Nixon, J.H. (2013). « On Multiple Hypothesis Testing Maximizing the Average Power. », International Journal of Statistics and Probability, 2(2), p. 112-135. doi : 10.5539/ijsp.v2n2p112  Accès au texte intégral (en anglais seulement)

Résumé

L’auteur présente une théorie générale permettant de déterminer laquelle de deux hypothèses modélisées (qui peuvent dépendre de paramètres inconnus) convient le mieux à chacun des ensembles de données constituant un plus vaste ensemble, de sorte que la puissance moyenne est maximisée. On suppose que les nombreux ensembles de données du même type sont statistiquement indépendants.
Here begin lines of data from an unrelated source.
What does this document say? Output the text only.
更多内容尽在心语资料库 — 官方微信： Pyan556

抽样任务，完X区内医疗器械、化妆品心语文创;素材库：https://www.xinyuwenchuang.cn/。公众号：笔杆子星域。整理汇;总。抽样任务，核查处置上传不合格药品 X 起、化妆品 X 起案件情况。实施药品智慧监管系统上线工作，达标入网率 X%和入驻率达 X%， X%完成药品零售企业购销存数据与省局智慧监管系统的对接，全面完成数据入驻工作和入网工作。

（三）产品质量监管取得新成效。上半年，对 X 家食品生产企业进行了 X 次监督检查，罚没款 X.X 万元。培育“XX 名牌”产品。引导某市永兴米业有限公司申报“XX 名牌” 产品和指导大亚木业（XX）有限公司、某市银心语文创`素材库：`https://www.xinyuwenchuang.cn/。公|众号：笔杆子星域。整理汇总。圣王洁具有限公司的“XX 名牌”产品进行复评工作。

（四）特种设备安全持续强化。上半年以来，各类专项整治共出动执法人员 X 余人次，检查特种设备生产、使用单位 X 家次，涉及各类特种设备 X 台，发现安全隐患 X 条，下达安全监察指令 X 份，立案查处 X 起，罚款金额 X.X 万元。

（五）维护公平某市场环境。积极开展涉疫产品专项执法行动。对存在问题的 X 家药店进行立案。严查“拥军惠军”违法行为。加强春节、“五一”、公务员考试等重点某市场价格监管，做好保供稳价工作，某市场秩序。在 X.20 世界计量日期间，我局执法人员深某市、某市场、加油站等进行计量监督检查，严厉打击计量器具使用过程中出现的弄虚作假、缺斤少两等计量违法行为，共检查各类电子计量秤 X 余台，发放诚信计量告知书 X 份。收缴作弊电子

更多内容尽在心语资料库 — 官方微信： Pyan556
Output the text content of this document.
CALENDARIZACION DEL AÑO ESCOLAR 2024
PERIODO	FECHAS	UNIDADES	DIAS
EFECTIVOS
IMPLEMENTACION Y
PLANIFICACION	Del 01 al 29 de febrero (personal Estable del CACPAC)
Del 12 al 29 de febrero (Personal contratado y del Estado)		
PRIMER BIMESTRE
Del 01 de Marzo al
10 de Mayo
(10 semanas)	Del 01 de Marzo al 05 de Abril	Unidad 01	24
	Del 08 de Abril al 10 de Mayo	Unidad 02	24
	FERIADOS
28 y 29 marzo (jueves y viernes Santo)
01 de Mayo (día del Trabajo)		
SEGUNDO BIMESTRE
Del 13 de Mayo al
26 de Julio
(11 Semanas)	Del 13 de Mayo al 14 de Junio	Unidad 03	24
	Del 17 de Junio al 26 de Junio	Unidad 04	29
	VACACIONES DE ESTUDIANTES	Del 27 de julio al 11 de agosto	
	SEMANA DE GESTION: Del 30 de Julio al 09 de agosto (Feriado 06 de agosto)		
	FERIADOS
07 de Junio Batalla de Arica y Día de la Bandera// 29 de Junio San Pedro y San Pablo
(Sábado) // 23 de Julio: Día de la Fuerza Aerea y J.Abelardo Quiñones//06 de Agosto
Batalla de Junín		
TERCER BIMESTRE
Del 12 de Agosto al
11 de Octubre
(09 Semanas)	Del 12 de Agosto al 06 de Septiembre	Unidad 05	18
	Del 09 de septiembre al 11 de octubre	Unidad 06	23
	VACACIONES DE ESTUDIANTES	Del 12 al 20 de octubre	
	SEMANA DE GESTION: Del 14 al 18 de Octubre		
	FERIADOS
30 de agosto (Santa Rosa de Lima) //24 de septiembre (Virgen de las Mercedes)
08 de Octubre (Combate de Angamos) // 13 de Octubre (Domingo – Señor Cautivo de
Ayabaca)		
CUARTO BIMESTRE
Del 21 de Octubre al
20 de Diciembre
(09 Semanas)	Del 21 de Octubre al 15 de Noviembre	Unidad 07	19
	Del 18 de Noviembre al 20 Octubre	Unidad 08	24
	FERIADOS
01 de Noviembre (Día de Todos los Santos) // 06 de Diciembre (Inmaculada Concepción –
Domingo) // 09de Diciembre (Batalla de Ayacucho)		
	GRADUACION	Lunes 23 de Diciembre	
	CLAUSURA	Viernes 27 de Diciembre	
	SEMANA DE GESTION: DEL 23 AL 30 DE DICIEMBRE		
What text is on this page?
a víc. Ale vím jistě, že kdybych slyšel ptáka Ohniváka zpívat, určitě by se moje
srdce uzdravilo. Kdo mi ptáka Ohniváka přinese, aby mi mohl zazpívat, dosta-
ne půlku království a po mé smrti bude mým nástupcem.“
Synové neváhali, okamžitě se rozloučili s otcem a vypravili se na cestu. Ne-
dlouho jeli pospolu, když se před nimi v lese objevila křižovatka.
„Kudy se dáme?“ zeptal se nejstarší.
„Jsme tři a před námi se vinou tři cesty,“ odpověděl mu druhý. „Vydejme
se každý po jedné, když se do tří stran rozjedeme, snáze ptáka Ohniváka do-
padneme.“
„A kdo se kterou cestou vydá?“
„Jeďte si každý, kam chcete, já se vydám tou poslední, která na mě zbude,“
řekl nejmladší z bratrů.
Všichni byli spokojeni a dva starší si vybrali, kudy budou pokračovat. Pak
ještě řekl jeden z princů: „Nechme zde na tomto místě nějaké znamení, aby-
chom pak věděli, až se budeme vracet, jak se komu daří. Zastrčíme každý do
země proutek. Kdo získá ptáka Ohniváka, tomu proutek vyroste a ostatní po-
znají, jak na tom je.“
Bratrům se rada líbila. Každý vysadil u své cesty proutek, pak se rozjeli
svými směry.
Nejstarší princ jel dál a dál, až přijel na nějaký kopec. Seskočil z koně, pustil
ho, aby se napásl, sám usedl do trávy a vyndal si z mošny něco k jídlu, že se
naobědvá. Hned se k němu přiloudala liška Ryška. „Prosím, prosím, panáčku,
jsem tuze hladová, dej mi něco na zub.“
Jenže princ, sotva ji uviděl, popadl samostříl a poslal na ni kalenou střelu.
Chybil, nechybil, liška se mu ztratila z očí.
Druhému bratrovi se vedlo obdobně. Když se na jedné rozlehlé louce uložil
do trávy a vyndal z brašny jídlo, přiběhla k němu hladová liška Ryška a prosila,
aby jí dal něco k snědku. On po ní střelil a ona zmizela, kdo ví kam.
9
Par conséquent, les taux d’erreur peuvent être exprimés comme des proportions et la modélisation des données se fait selon une approche continue. L’auteur se sert des fondements de la théorie de la décision et démontre l’équivalence de différents critères pour l’optimisation. Il montre également que la méthode générale répond au critère lorsque chaque hypothèse comprend un nombre fini de paramètres inconnus et que l’hypothèse alternative est vide de sens. Si l’hypothèse nulle est déterminée par une distribution connue de la statistique de test, l’opération se réduit à utiliser la densité des valeurs p de cette statistique comme statistique de test définitive pour classer les données par ordre de signification. Pour deux scénarios en particulier, on observe que parmi trois méthodes d’estimation de la densité fondées sur l’estimation à noyau de la densité, une seule aboutit à un résultat quasi équivalent en puissance à celui obtenu avec le test du rapport de vraisemblance, qui exploite toute l’information contenue dans le modèle de l’hypothèse nulle et celui de l’hypothèse alternative, et cette méthode se compare avantageusement à l’Optimal Discovery Procedure (ODP) et à sa variante obtenue par itération. En ce qui regarde les données d’expression génétique de microréseaux et, plus récemment, les expériences de séquençage de l’ARN, où les données relatives aux différents gènes ne sont pas indépendantes en règle générale, on recommande d’utiliser cette méthode d’estimation avec les valeurs p associées à des méthodes telles que l’analyse de variables substitutives, qui élimine la majeure partie des effets du rapport de dépendance.